La nouvelle taxe sur les mutuelles a beaucoup de mal à passer
En rappel, les contrats dits responsables ont été créés par le gouvernement en 2005, notamment pour dissuader les complémentaires de rembourser à l’assuré les surcoûts inhérents au parcours de soins et à la participation forfaitaire. En échange de ce label responsable, les mutuelles bénéficiaient ainsi d’une exonération de la taxe spéciale sur les conventions d’assurance fixée à 7% des cotisations. Grâce à cela, les contrats responsables se sont multipliés, et représentent même plus de 95% des complémentaires santé en France.

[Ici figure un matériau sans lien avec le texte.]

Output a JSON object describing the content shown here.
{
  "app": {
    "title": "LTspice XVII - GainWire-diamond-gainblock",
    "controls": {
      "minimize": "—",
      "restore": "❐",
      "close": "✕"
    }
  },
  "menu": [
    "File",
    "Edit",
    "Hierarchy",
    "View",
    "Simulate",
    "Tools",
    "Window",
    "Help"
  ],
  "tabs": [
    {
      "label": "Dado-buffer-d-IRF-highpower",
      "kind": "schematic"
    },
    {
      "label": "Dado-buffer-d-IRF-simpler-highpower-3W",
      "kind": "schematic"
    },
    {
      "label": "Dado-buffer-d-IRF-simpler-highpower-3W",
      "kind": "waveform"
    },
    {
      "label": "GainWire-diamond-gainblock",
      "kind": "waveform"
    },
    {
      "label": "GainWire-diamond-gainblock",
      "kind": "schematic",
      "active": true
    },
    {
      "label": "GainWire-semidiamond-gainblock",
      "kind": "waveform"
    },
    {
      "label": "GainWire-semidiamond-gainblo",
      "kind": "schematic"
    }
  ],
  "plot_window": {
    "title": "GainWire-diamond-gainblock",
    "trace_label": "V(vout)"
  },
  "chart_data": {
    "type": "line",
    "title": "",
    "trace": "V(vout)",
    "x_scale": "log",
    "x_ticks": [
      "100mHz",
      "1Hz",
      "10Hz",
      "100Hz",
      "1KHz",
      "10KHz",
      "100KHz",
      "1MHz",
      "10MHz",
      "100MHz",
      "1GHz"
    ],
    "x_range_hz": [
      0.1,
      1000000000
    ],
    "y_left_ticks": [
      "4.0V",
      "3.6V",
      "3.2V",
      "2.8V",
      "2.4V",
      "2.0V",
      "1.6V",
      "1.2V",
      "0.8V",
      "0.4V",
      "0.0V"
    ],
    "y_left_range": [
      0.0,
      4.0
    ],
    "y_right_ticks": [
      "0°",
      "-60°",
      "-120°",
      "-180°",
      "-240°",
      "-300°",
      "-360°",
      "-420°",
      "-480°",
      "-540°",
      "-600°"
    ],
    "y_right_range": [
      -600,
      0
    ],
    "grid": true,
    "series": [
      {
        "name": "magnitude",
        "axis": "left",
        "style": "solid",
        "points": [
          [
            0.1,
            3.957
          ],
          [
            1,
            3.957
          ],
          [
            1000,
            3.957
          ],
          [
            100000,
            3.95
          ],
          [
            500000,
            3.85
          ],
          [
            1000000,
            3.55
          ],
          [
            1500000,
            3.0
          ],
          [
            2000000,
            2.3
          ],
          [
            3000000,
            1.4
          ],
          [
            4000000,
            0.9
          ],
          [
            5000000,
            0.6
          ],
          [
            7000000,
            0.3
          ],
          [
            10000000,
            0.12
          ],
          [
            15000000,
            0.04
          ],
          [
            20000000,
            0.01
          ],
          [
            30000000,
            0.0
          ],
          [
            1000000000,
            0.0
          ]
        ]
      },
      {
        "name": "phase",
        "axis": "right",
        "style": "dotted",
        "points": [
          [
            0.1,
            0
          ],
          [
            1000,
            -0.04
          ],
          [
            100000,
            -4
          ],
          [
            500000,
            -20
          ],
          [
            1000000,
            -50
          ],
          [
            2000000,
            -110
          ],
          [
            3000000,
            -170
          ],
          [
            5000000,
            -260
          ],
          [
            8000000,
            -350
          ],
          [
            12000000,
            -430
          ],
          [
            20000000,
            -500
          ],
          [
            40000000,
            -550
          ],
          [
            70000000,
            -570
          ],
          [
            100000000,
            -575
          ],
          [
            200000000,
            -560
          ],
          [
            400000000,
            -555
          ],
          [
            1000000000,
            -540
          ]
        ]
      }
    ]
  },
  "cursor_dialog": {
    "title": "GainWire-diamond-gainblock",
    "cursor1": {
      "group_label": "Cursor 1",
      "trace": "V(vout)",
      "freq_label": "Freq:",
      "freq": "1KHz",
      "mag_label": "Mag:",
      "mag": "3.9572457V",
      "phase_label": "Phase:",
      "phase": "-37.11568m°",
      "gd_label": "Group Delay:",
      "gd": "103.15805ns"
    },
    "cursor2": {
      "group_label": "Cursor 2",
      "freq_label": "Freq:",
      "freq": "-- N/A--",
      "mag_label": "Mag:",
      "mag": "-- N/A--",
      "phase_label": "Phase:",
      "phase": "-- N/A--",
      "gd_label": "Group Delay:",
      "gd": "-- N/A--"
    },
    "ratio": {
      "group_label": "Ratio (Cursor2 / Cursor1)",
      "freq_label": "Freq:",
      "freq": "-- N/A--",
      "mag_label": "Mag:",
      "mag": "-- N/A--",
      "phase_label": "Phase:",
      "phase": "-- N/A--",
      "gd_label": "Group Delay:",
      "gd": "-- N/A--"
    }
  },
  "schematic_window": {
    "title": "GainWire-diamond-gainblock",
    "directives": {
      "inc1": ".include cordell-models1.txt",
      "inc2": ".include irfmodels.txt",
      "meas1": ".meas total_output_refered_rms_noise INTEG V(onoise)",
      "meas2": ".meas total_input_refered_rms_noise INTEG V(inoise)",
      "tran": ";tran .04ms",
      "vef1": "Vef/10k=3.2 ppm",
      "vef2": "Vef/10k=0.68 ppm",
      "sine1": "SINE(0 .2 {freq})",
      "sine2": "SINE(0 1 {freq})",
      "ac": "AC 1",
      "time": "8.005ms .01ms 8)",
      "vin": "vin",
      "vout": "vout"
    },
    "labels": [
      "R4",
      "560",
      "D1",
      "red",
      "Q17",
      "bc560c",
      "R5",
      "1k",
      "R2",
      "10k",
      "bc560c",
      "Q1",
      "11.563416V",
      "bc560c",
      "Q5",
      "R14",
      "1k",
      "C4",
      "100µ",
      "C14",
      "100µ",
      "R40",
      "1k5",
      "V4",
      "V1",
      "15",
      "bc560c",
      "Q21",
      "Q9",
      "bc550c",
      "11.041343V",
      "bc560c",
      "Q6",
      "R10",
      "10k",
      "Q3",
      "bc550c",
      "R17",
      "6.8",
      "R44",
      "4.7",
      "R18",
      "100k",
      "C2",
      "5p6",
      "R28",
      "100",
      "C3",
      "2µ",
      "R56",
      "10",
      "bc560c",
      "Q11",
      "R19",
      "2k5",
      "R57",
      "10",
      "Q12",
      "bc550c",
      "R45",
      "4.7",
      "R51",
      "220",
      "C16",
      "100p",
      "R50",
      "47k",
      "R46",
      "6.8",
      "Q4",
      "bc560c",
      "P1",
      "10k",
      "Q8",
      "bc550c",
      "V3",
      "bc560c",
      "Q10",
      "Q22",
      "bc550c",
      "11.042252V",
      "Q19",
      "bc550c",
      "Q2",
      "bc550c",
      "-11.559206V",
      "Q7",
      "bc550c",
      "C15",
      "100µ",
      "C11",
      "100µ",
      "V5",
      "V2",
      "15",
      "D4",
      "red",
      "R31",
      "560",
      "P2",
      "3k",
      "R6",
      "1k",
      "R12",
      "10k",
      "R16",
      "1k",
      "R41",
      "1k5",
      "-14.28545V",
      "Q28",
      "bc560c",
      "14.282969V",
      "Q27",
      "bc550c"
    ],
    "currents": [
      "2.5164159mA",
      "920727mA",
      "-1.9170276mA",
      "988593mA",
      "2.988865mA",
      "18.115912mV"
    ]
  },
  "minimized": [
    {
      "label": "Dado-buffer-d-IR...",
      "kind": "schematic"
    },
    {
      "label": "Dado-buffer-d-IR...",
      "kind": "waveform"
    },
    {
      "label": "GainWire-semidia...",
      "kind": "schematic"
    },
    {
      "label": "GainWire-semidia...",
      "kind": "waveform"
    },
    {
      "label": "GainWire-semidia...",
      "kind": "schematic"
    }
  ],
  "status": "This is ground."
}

Mais dès 2010, une taxation de ces contrats responsables a été mise en place, à hauteur de 3,5%. Et actuellement, l’article 3 du projet de loi de finances rectificative, prévoit encore de faire passer de 3,5% à 7% le taux de la taxe spéciale de ces contrats dits solidaires et responsables, ce qui équivaut à doubler cette taxe. En d’autres termes, l’on a promis une exonération de la taxe spéciale sur les conventions d’assurance fixée à 7% des cotisations en échange de ce label responsable, pour ensuite remettre actuellement cette taxe.
Les conséquences directes de cette nouvelle taxation se répercuteront bien entendu sur les assurés. En effet, les mutuelles qui dépendent à 100% des cotisations de leurs adhérents n’auront d’autres choix que de répercuter l’augmentation de leurs charges sur leurs tarifs. Ce qui risque de multiplier les cas de renoncement aux soins, ainsi que le mouvement de « démutualisation » (les adhérents qui préfèrent quitter leur mutuelle santé, faute de moyens).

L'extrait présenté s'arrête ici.